First of all, dinosaurs did not evolve to birds. A better way of saying it is that modern birds evolved from a particular type of dinosaur. That, however, is not the same as the blanket statement "dinosaurs evolved to birds". The latter implies that dinosaurs somehow morphed into birds and stopped being dinosaurs. What actually happens is that a species starts changing and, eventually, a sub-population of that species has changed so much that we call it a new species. It is a subtle distinction but important.
As for a specific paper, no we don't have anything like that for any specific examples. What we have is a huge collection of observations all of which point to the process of speciation occurring via the processes of mutation and natural selection. It's impossible to know the precise series of mutations that led to the creation of a new species for a variety of reasons.
All we have is the current species. If we know an ancestor, we can deduce a possible path that leads from the genome of the ancestor to the genome of the target species but we have no way of knowing whether that specific path was followed. For an analogy, consider computers. If I were to give you a modern desktop PC and one of the first computers:
You might be able to guess certain changes that were made to the old ones in order to build something like the new ones but would you be able to figure out every single step along the way? How would you detect all the attempts that failed? The ideas that didn't pan out? Would you be able to infer the existence of floppy disks, for example?
The same problem applies to species. It is essentially impossible to infer the precise series of mutations that led species B to split from species A. Especially since, usually, this happens through species A.1, A.2, A.2.1, A.3 etc, and all we have is species B.
Add to that the fact that evolution is not a linear process, there are many dead ends (way more than in computers), and the story gets even harder to understand.
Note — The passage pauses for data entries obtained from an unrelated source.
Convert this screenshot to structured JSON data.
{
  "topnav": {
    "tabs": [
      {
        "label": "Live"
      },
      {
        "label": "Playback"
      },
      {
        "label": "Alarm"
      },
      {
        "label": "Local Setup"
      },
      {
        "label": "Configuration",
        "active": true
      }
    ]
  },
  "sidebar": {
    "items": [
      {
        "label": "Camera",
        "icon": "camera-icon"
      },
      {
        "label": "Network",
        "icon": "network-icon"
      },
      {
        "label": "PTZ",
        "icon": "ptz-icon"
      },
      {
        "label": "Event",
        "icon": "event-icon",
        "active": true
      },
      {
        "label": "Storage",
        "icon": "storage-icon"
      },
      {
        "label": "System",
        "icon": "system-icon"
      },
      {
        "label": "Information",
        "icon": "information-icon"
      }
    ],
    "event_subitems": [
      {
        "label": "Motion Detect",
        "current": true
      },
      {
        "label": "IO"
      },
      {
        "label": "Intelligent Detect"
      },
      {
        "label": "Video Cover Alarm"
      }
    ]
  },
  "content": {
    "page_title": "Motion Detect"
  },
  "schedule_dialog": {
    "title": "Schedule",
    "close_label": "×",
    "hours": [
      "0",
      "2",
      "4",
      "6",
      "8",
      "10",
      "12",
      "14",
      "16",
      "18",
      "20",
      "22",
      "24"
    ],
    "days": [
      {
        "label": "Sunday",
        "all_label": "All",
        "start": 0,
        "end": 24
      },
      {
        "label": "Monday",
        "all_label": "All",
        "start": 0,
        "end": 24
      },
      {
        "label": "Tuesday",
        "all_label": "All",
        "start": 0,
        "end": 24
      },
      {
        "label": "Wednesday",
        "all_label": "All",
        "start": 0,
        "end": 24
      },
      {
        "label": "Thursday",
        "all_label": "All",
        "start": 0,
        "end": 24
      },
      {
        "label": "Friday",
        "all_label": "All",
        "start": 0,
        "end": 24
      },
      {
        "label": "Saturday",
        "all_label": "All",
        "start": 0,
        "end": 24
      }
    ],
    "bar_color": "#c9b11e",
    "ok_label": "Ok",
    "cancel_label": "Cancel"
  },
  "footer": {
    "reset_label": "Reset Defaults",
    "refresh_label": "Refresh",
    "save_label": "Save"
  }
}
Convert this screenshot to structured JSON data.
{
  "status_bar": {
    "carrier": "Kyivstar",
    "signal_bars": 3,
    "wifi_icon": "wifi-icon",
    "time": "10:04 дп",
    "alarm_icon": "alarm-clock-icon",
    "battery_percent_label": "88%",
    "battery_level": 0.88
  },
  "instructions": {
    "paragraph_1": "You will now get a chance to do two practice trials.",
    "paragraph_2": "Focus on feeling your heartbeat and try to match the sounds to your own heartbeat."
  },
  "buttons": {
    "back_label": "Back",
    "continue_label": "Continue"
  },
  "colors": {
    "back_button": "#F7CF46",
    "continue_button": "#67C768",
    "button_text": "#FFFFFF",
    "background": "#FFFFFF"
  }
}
This graphic illustrates it quite well:
Obviously, if you have the first red dot on the far left and the last blue on on the far right, it will be impossible to infer the entire evolutionary history linking these species.
So, with this in mind, given that dinosaurs and birds share a common ancestor, it is essentially impossible to get the full, true, path that led from that ancestor to either dinosaurs or birds. More importantly, as shown in the image above, dinosaurs did not evolve into birds in the first place so the question is moot.